设计了一个模拟工具，用于分析各种实验设置，包括模拟原位燃烧(ISC)分析的详细化学反应方案。用一个理论实例说明了模拟工具在ISC过程中CO在气相氧化的程度。模拟工具中的模型基于基本守恒定律、多孔介质性质的物理相关性和文献中可用的性质数据库。重点放在气相化学反应的分析上，当温度高于700°C，氧气、未燃烧的碳氢化合物和CO共存时，这一特性可能是有用的。模拟工具的三个模块:(i)动力单元，(ii)一维反应器和(iii)燃烧管，可用于详细表示用于表征ISC的典型实验室规模设备中发生的过程。
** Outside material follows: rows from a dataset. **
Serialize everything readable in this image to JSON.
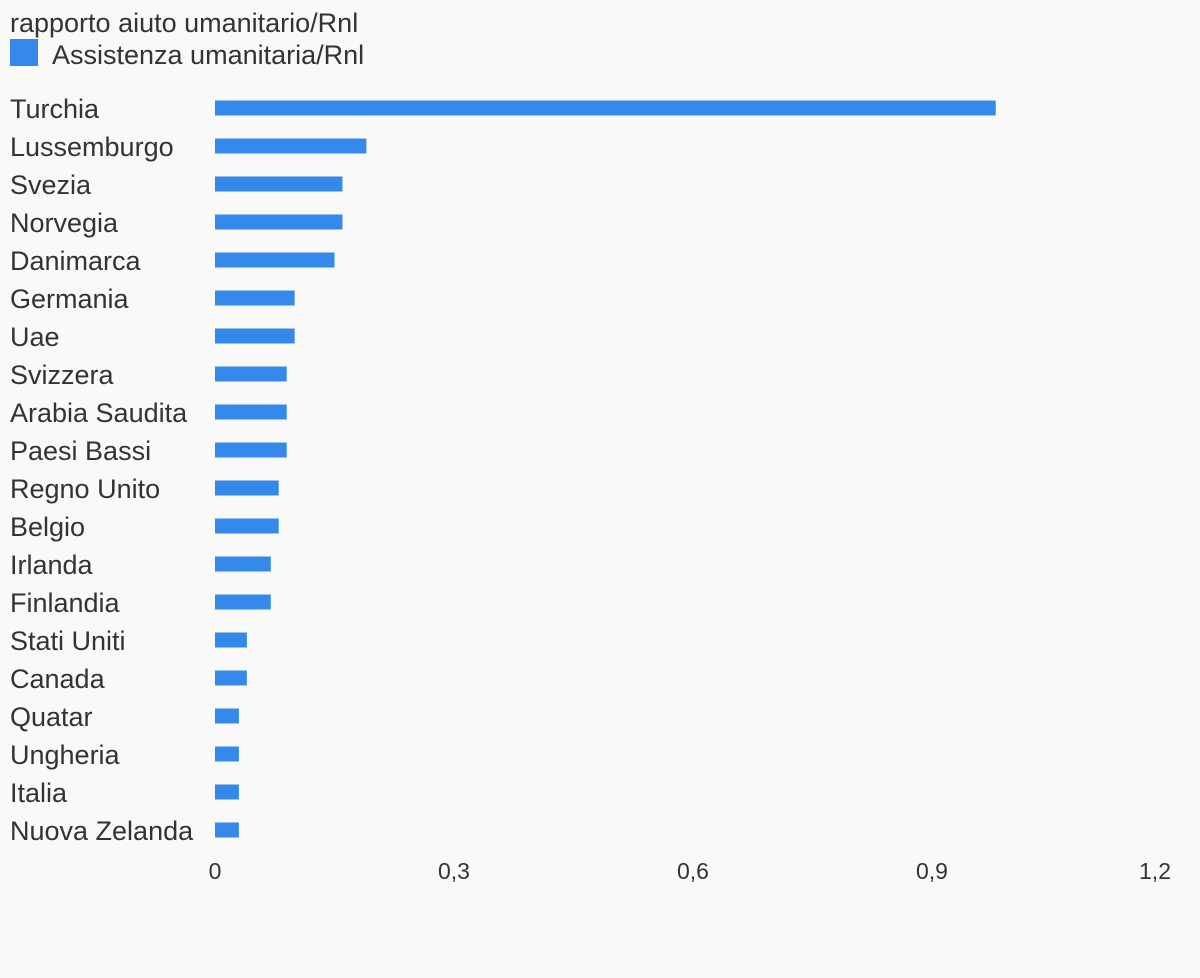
{
  "colors": {
    "background": "#f9f9f9",
    "bar": "#3589ea",
    "text": "#333333"
  },
  "chart_data": {
    "type": "bar",
    "orientation": "horizontal",
    "title": "rapporto aiuto umanitario/Rnl",
    "legend": "top-left",
    "categories": [
      "Turchia",
      "Lussemburgo",
      "Svezia",
      "Norvegia",
      "Danimarca",
      "Germania",
      "Uae",
      "Svizzera",
      "Arabia Saudita",
      "Paesi Bassi",
      "Regno Unito",
      "Belgio",
      "Irlanda",
      "Finlandia",
      "Stati Uniti",
      "Canada",
      "Quatar",
      "Ungheria",
      "Italia",
      "Nuova Zelanda"
    ],
    "series": [
      {
        "name": "Assistenza umanitaria/Rnl",
        "values": [
          0.98,
          0.19,
          0.16,
          0.16,
          0.15,
          0.1,
          0.1,
          0.09,
          0.09,
          0.09,
          0.08,
          0.08,
          0.07,
          0.07,
          0.04,
          0.04,
          0.03,
          0.03,
          0.03,
          0.03
        ]
      }
    ],
    "xlim": [
      0,
      1.2
    ],
    "xticks": [
      "0",
      "0,3",
      "0,6",
      "0,9",
      "1,2"
    ],
    "xtick_values": [
      0,
      0.3,
      0.6,
      0.9,
      1.2
    ],
    "grid": false
  }
}
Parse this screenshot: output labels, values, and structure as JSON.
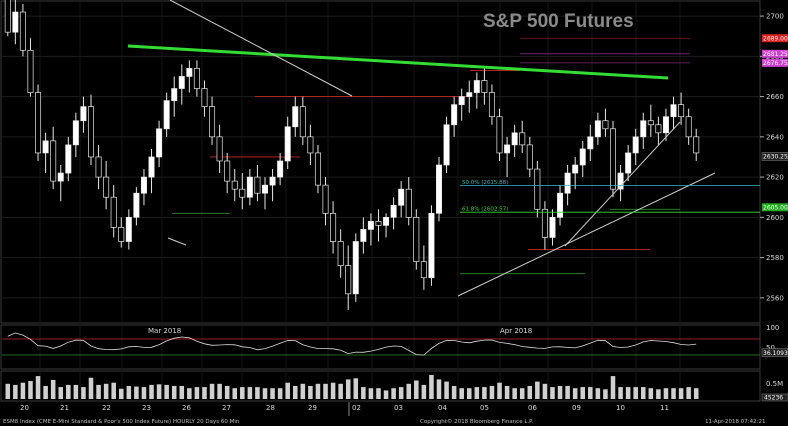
{
  "chart_data": {
    "type": "candlestick",
    "title": "S&P 500 Futures",
    "y_axis": {
      "ticks": [
        2560,
        2580,
        2600,
        2620,
        2640,
        2660,
        2680,
        2700
      ],
      "ylim": [
        2548,
        2706
      ]
    },
    "x_axis": {
      "day_labels": [
        "20",
        "21",
        "22",
        "23",
        "26",
        "27",
        "28",
        "29",
        "02",
        "03",
        "04",
        "05",
        "06",
        "09",
        "10",
        "11"
      ],
      "month_labels": [
        "Mar 2018",
        "Apr 2018"
      ]
    },
    "price_tags": [
      {
        "label": "2689.00",
        "value": 2689.0,
        "color": "#e02020"
      },
      {
        "label": "2681.25",
        "value": 2681.25,
        "color": "#d040d0"
      },
      {
        "label": "2676.75",
        "value": 2676.75,
        "color": "#d040d0"
      },
      {
        "label": "2630.25",
        "value": 2630.25,
        "color": "#222222"
      },
      {
        "label": "2605.00",
        "value": 2605.0,
        "color": "#22aa22"
      }
    ],
    "fib_levels": [
      {
        "label": "50.0% (2615.88)",
        "value": 2615.88,
        "color": "#33bbbb"
      },
      {
        "label": "61.8% (2602.57)",
        "value": 2602.57,
        "color": "#33dd33"
      }
    ],
    "rsi_panel": {
      "ticks": [
        100,
        50
      ],
      "tag": "36.1093",
      "upper": 70,
      "lower": 30
    },
    "volume_panel": {
      "ticks": [
        "0.5M",
        "45236"
      ]
    },
    "hourly_bars": [
      [
        2712,
        2714,
        2690,
        2692
      ],
      [
        2692,
        2708,
        2686,
        2702
      ],
      [
        2702,
        2706,
        2680,
        2683
      ],
      [
        2683,
        2689,
        2660,
        2662
      ],
      [
        2662,
        2666,
        2628,
        2632
      ],
      [
        2632,
        2642,
        2622,
        2638
      ],
      [
        2638,
        2645,
        2614,
        2618
      ],
      [
        2618,
        2626,
        2608,
        2622
      ],
      [
        2622,
        2640,
        2618,
        2636
      ],
      [
        2636,
        2652,
        2630,
        2648
      ],
      [
        2648,
        2660,
        2642,
        2655
      ],
      [
        2655,
        2661,
        2626,
        2630
      ],
      [
        2630,
        2636,
        2614,
        2620
      ],
      [
        2620,
        2628,
        2604,
        2610
      ],
      [
        2610,
        2616,
        2590,
        2595
      ],
      [
        2595,
        2600,
        2585,
        2588
      ],
      [
        2588,
        2604,
        2584,
        2600
      ],
      [
        2600,
        2615,
        2596,
        2612
      ],
      [
        2612,
        2624,
        2606,
        2620
      ],
      [
        2620,
        2634,
        2612,
        2630
      ],
      [
        2630,
        2648,
        2625,
        2644
      ],
      [
        2644,
        2662,
        2640,
        2658
      ],
      [
        2658,
        2670,
        2650,
        2664
      ],
      [
        2664,
        2676,
        2656,
        2670
      ],
      [
        2670,
        2678,
        2662,
        2674
      ],
      [
        2674,
        2678,
        2660,
        2664
      ],
      [
        2664,
        2668,
        2650,
        2655
      ],
      [
        2655,
        2660,
        2636,
        2640
      ],
      [
        2640,
        2646,
        2622,
        2628
      ],
      [
        2628,
        2632,
        2612,
        2618
      ],
      [
        2618,
        2624,
        2608,
        2614
      ],
      [
        2614,
        2622,
        2604,
        2610
      ],
      [
        2610,
        2624,
        2606,
        2620
      ],
      [
        2620,
        2626,
        2608,
        2612
      ],
      [
        2612,
        2620,
        2604,
        2616
      ],
      [
        2616,
        2624,
        2608,
        2620
      ],
      [
        2620,
        2632,
        2616,
        2628
      ],
      [
        2628,
        2650,
        2624,
        2645
      ],
      [
        2645,
        2660,
        2640,
        2655
      ],
      [
        2655,
        2660,
        2636,
        2640
      ],
      [
        2640,
        2646,
        2626,
        2632
      ],
      [
        2632,
        2636,
        2612,
        2616
      ],
      [
        2616,
        2620,
        2596,
        2602
      ],
      [
        2602,
        2608,
        2582,
        2588
      ],
      [
        2588,
        2594,
        2570,
        2576
      ],
      [
        2576,
        2586,
        2554,
        2562
      ],
      [
        2562,
        2592,
        2558,
        2588
      ],
      [
        2588,
        2600,
        2582,
        2594
      ],
      [
        2594,
        2602,
        2586,
        2598
      ],
      [
        2598,
        2604,
        2588,
        2596
      ],
      [
        2596,
        2602,
        2590,
        2600
      ],
      [
        2600,
        2610,
        2594,
        2606
      ],
      [
        2606,
        2618,
        2600,
        2614
      ],
      [
        2614,
        2620,
        2596,
        2600
      ],
      [
        2600,
        2604,
        2574,
        2578
      ],
      [
        2578,
        2586,
        2564,
        2570
      ],
      [
        2570,
        2606,
        2566,
        2602
      ],
      [
        2602,
        2630,
        2598,
        2626
      ],
      [
        2626,
        2650,
        2622,
        2646
      ],
      [
        2646,
        2660,
        2640,
        2656
      ],
      [
        2656,
        2664,
        2648,
        2660
      ],
      [
        2660,
        2668,
        2652,
        2662
      ],
      [
        2662,
        2672,
        2654,
        2668
      ],
      [
        2668,
        2674,
        2656,
        2662
      ],
      [
        2662,
        2666,
        2646,
        2650
      ],
      [
        2650,
        2654,
        2628,
        2632
      ],
      [
        2632,
        2640,
        2620,
        2636
      ],
      [
        2636,
        2646,
        2630,
        2642
      ],
      [
        2642,
        2648,
        2632,
        2636
      ],
      [
        2636,
        2640,
        2620,
        2624
      ],
      [
        2624,
        2628,
        2600,
        2604
      ],
      [
        2604,
        2608,
        2584,
        2590
      ],
      [
        2590,
        2604,
        2586,
        2600
      ],
      [
        2600,
        2616,
        2596,
        2612
      ],
      [
        2612,
        2626,
        2606,
        2622
      ],
      [
        2622,
        2630,
        2614,
        2626
      ],
      [
        2626,
        2638,
        2620,
        2634
      ],
      [
        2634,
        2646,
        2628,
        2640
      ],
      [
        2640,
        2652,
        2636,
        2648
      ],
      [
        2648,
        2654,
        2640,
        2644
      ],
      [
        2644,
        2648,
        2610,
        2614
      ],
      [
        2614,
        2626,
        2608,
        2622
      ],
      [
        2622,
        2636,
        2618,
        2632
      ],
      [
        2632,
        2644,
        2626,
        2640
      ],
      [
        2640,
        2652,
        2634,
        2648
      ],
      [
        2648,
        2656,
        2640,
        2646
      ],
      [
        2646,
        2650,
        2636,
        2642
      ],
      [
        2642,
        2654,
        2638,
        2650
      ],
      [
        2650,
        2660,
        2644,
        2656
      ],
      [
        2656,
        2662,
        2646,
        2650
      ],
      [
        2650,
        2654,
        2636,
        2640
      ],
      [
        2640,
        2644,
        2628,
        2632
      ]
    ]
  }
}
在这三种模型中都有用于分析输运现象和多相反应的工具，可以支持寻找化学动力学参数的过程，从而更容易计算与装置无关的动力学常数。模拟器的应用范围有四种:(i)气相反应分析，(ii)动力池的轴向梯度，(iii)燃烧管内的压力积聚，(iv)燃烧管内的点火。这些例子突出了均相反应在这些体系中可能具有的重要性，以及在某些条件下通常被忽视的浓度梯度的存在，这些浓度梯度可能影响ISC实验的解释。

本文章由计算机程序翻译，如有差异，请以英文原文为准。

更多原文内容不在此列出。